Does a satellite image show fires currently burning in the Middle East? No, that's not true: This satellite image dates back to April 1991. It does not show anything currently burning in the Middle East, but shows oil well fires burning in Kuwait during the Gulf War.
The image appeared in a post on X (archived here) where it was published without comment by @stparabellum on March 8, 2026.
This is the image included in the post:
(Image source: post from @stparabellum on X.)
A reverse image search with Google Lens found the image in NASA's "Earth From Space" collection, dated April 1991 (archived here). The text caption included with the image reads:
STS037-152-091 Oil Well Fires and Smoke, Kuwait April 1991
The effects of Iraq dictator Saddam Hussein's setting fire to the oil wells in Kuwait during February 1991 is graphically captured in this near-vertical photograph of the northwestern end of the Persian Gulf. The black smoke plumes of more than 700 individual oil well fires are being blown to the south. Kuwait City is located on the south side of Kuwait Bay, southwest of the Tigris-Euphrates Delta.

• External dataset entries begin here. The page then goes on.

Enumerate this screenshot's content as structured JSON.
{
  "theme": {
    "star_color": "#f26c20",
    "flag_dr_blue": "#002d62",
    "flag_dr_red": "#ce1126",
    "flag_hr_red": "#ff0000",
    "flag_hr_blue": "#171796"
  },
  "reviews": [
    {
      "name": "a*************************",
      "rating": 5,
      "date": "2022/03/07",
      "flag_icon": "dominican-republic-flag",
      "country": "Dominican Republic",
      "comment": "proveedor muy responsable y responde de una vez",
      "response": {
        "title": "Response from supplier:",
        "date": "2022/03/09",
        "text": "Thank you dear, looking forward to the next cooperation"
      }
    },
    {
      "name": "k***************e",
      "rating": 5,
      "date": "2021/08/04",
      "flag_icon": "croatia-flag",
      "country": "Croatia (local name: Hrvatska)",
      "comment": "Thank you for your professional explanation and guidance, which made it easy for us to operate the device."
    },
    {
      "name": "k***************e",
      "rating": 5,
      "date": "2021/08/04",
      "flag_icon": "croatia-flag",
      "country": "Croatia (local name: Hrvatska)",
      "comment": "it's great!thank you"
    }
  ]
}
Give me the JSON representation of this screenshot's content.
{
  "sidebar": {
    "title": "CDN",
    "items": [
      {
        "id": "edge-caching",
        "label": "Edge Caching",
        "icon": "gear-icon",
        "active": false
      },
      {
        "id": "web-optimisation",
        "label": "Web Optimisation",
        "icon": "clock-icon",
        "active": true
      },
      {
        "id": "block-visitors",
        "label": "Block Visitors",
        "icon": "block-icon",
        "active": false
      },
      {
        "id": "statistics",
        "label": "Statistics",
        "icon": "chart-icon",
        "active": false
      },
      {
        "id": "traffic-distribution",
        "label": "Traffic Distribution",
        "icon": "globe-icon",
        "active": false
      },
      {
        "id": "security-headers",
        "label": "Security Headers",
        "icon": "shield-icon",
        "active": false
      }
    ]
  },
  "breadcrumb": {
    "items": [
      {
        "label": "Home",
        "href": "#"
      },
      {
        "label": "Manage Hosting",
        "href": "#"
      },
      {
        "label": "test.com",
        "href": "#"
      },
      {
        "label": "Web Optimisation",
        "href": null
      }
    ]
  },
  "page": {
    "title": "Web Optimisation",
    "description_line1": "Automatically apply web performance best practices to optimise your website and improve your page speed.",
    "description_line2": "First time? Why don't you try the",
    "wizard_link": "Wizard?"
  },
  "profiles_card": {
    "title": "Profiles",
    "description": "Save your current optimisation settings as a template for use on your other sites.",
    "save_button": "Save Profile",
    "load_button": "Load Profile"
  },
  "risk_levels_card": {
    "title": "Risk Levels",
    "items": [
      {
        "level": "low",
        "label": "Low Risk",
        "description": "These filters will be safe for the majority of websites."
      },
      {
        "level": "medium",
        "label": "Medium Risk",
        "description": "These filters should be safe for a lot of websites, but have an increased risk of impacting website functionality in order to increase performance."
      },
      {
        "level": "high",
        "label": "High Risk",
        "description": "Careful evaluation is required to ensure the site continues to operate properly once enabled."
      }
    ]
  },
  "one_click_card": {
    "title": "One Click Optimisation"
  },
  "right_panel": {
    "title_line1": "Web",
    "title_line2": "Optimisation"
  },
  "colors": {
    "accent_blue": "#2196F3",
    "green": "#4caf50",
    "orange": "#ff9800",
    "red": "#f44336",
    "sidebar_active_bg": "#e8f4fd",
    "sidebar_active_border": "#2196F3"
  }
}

Fortunately, the oil well fires were extinguished in much less time than had been originally predicted, and the environmental damage created by the fires and smoke was mostly confined to the immediate region around the northwestern Persian Gulf. (Refer to STS-046-074-094 for a photograph of the same area to see how quickly the desert is reclaiming the land in this region.)
The image also appears in NASA's "Gateway to Astronaut Photography of Earth" collection dated Apr. 7, 1991. It was archived by the Internet Archive as early as 2008, confirming the image's existence long before the current conflict in the Middle East.